Although the standby circuit 24 is provided on the side of the second switch element 12 in the embodiment shown in FIG. 1, the first switch 24 is turned off when the first recording signal is supplied to the first switch element 11. It is obvious that the recording standby circuit 24 may be provided on the gate side of the element 11.

[0036]

According to the magnetic head drive circuit of the present invention,
When two switching elements and an inductance are alternately applied to the head coil of the magnetic head, a switch standby circuit is provided in the switch control circuit to supply a recording signal to the magnetic head just after the start.

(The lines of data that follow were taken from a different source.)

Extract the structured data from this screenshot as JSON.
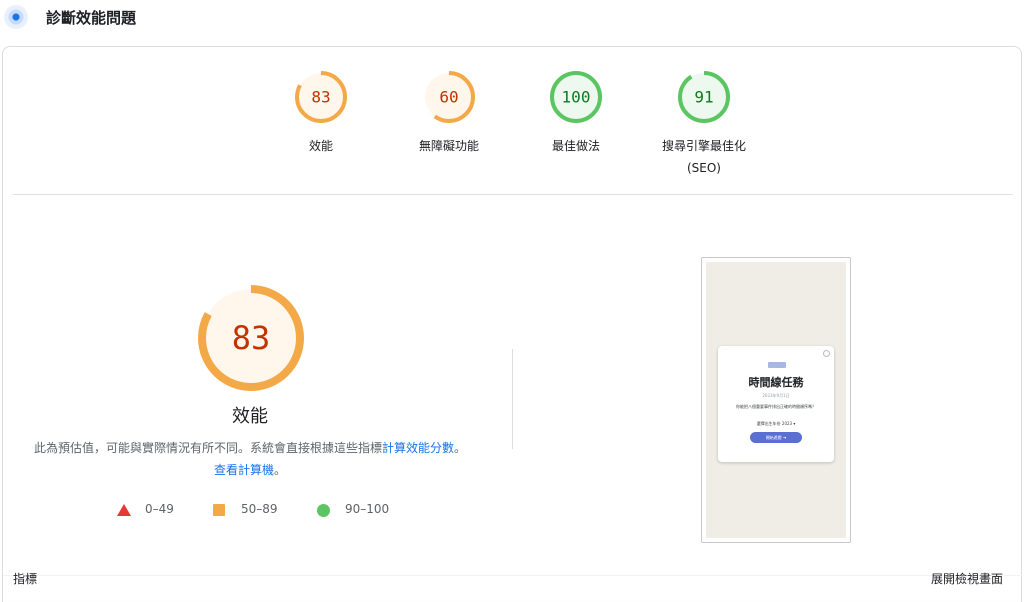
{
  "header": {
    "title": "診斷效能問題",
    "logo_icon": "lighthouse-logo-icon"
  },
  "colors": {
    "average": "#f4a949",
    "average_text": "#c33300",
    "average_fill": "#fff6ec",
    "pass": "#5ac561",
    "pass_text": "#0b7c1f",
    "pass_fill": "#edf8ee",
    "fail": "#e53935",
    "link": "#1a73e8"
  },
  "gauges": [
    {
      "score": "83",
      "label": "效能",
      "sublabel": "",
      "status": "average",
      "fraction": 0.83
    },
    {
      "score": "60",
      "label": "無障礙功能",
      "sublabel": "",
      "status": "average",
      "fraction": 0.6
    },
    {
      "score": "100",
      "label": "最佳做法",
      "sublabel": "",
      "status": "pass",
      "fraction": 1.0
    },
    {
      "score": "91",
      "label": "搜尋引擎最佳化",
      "sublabel": "(SEO)",
      "status": "pass",
      "fraction": 0.91
    }
  ],
  "performance": {
    "score": "83",
    "fraction": 0.83,
    "title": "效能",
    "description_prefix": "此為預估值，可能與實際情況有所不同。系統會直接根據這些指標",
    "link_calc": "計算效能分數",
    "description_mid": "。",
    "link_calculator": "查看計算機",
    "description_suffix": "。"
  },
  "legend": [
    {
      "range": "0–49",
      "icon": "triangle-icon"
    },
    {
      "range": "50–89",
      "icon": "square-icon"
    },
    {
      "range": "90–100",
      "icon": "circle-icon"
    }
  ],
  "screenshot": {
    "chip": "",
    "title": "時間線任務",
    "date": "2023年9月1日",
    "question": "你能把八個重要事件排出正確的時間順序嗎？",
    "select_label": "選擇出生年份 2023 ▾",
    "button_label": "開始遊戲 ➔"
  },
  "footer": {
    "metrics_label": "指標",
    "expand_label": "展開檢視畫面"
  }
}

An excessive difference in the current direction is removed, and a current is applied to the magnetic head in a well-balanced manner, and good magnetic field modulation recording is possible.

[Brief description of drawings]

FIG. 1 is a circuit diagram showing an embodiment of a magnetic head drive circuit of the present invention.

FIG. 2 is an explanatory diagram of operating waveforms of the magnetic head drive circuit of the present invention.

FIG. 3 is a diagram illustrating the principle of a magnetic head drive circuit according to the present invention.

FIG. 4 is a principle waveform explanatory diagram of a magnetic head drive circuit of the present invention.

FIG. 5 is an explanatory diagram of a magnetic field modulation method used in a conventional magnetic head drive circuit.

FIG. 6 is a circuit diagram of a conventional magnetic head drive circuit.

FIG. 7 is a diagram illustrating the principle of a conventional magnetic head drive circuit.

FIG. 8 is an explanatory diagram of a current flowing through an auxiliary coil in a recording standby state of a conventional magnetic head drive circuit.

FIG. 9 is a waveform explanatory diagram of a conventional magnetic head drive circuit.

[Explanation of symbols]

 6 Magnetic head 7,8 Auxiliary coil 9,10 DC power supply 11,12,30 Switching element 14,21,22,23 Inverter circuit 24 Recording standby circuit

Claims (3)

[Claims] 1. A head coil of a magnetic head is arranged between a series circuit composed of two switching elements connected in series with two auxiliary coils having an inductance larger than that of the head coil of the magnetic head, In a magnetic head drive circuit configured to control a switching element according to a recording signal, a recording standby circuit for causing a control means for controlling the switching element to turn on both of the two switching elements during recording standby. A magnetic head drive circuit comprising: 2. The magnetic head drive circuit according to claim 1, wherein the recording standby circuit includes a time constant circuit having different charge / discharge constants and a switching element. 3. The recording standby circuit is provided in either one of control means for alternately turning “on” and “off” the two switching elements at the time of recording so that the direction of the magnetic head current generated immediately after the start of recording is controlled. The magnetic head drive circuit according to claim 1 or 2, wherein a transient difference is prevented.